她慢慢地就着這個話題扯出了網上争議的話題,“文麗,這兩天咱們倆也是被扒皮了。”
來文麗聽到這話愣了一下,“扒皮?”
“是呀,現在是信息社會,想要把咱們的底細扒出來那是再簡單不過的事情了。”陳敏微微轉頭看來文麗的反應。
長途駕駛很容易疲倦,一個人開車一個人躺後面休息是挺好的選擇,不過陳敏和來文麗都是選擇對方開車的時候坐在副駕駛上,這樣陪着聊聊天讓人不那麽疲憊。
這會兒她可以清楚的看到來文麗臉上那錯愕的神色,不過很快那素來祥和的臉又是平靜了下來,“這樣呀,那陳老師咱們是不是就成了名人了?”
她甚至帶着幾分俏皮,讓陳敏怔了一下不由地笑了起來,“是呀,網絡紅人嘛。”她直播間裏的打賞也是有的,怎麽着都是能把她們倆這次自駕游的費用給報銷了。
來文麗不傻,沒有去說那些怨天尤人的話讓陳敏頓時明白,這人看似脆弱,其實內心強大的很,畢竟日子是自己過的,如人飲水冷暖自知,無關其他人。
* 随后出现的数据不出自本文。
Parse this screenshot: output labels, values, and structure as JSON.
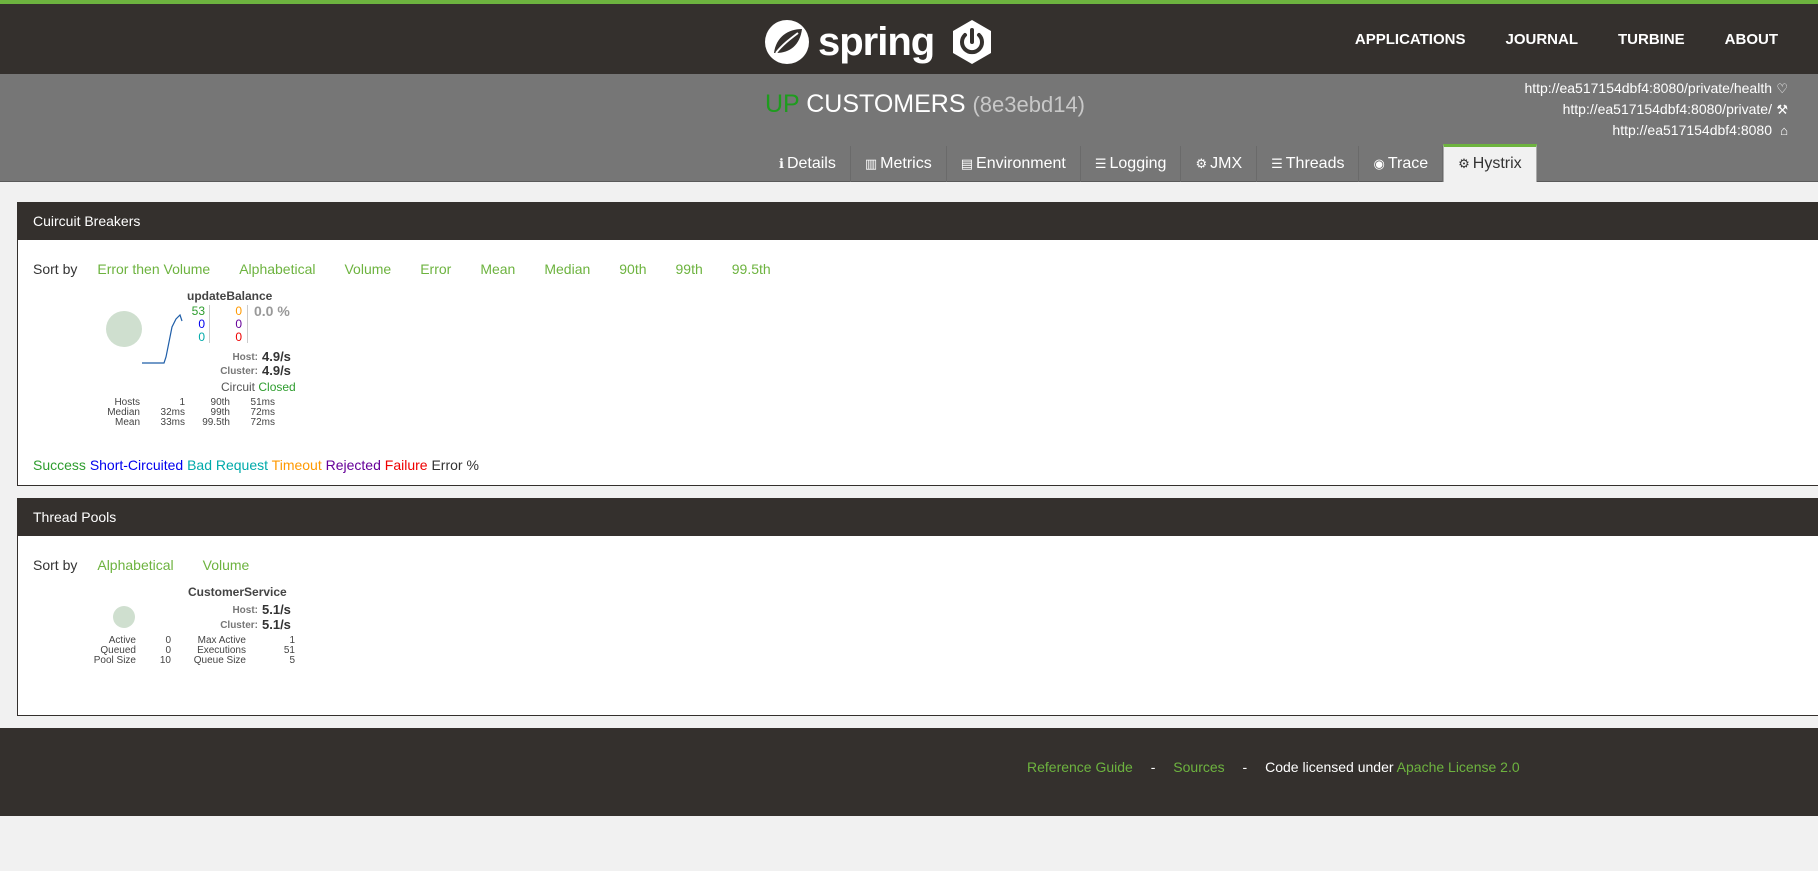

牧馬人回到家屬院時,便是小區保安都不由地多瞧了幾眼。
樓下閑聊的一群老太太們看到陳敏的車子也是一愣,等陳敏和來文麗從車庫裏出來時,兩個人已經被包圍了。
“陳老師,你們這是去哪裏玩了,怎麽曬這麽黑?”
原本可是皮膚白皙的人,現在臉上像是塗了一層顏色似的。
“怎麽出去這麽久,之前打你電話也沒見你接。”
鄰居們接二連三地說了起來,不過倒是沒人提及到微博上的那點事。
這多少在陳敏預料之中,社區的老太太們刷刷微信假新聞,然後傳播那些僞科學的養生知識再正常不過,玩微博之類的并不是很多。
再說了,頭些年樊鑫爸媽來鬧的時候也是議論紛紛,熱鬧的很。早就見識過并且參與過的社區鄰居們,大概還覺得網上那點傳言都是毛毛雨,根本不值一提。
“手機換了卡。”陳敏敷衍了過去,“出去玩了這麽一段時間有點累,等歇兩天再跟大家夥聊天。”她拉着行李箱示意來文麗也趕緊走。
兩個人都累得很,尤其是這會兒到了家之後,身體的狀态更加真實。
這會兒陳敏就想着躺在床上好好睡一覺,讓自己全身的骨頭都懶散下來。
因為還是半下午,家裏頭沒有人,倒是幹淨得很,應該是劉瑜請鐘點工過來打掃了一番。
陳敏放下行李箱洗了個澡回卧室休息,她這會兒躺在自己的床上,要多舒坦有多舒坦,很快就沉沉睡了過去。
手背上有點瘙癢時,她迷迷糊糊睜開了眼,就看到球球正在舔自己的手背,一雙眼睛都滿是讨好的意思。
摸了摸小家夥的腦袋,陳敏坐起身來,“你們都回來了?”她聽到了外面的動靜,抱着球球出去一看果然衛研新正在廚房裏做飯,而陳瑤很是殷勤的在幫忙。
出去玩挺爽的,不過回家也真好。
陳瑤第一時間知道奶奶回家了的消息後就表達出想回家的意思,衛研新看着這個乖巧的很少提出自己要求的女孩,又有誰會拒絕她的要求呢?
他帶着兩個孩子還有一條狗一塊回了來,看着兩個孩子纏着陳姨講故事,衛研新提醒了一句,“奶奶剛回來,你們別老是纏着她,故事一直都有,慢慢講也不遲。”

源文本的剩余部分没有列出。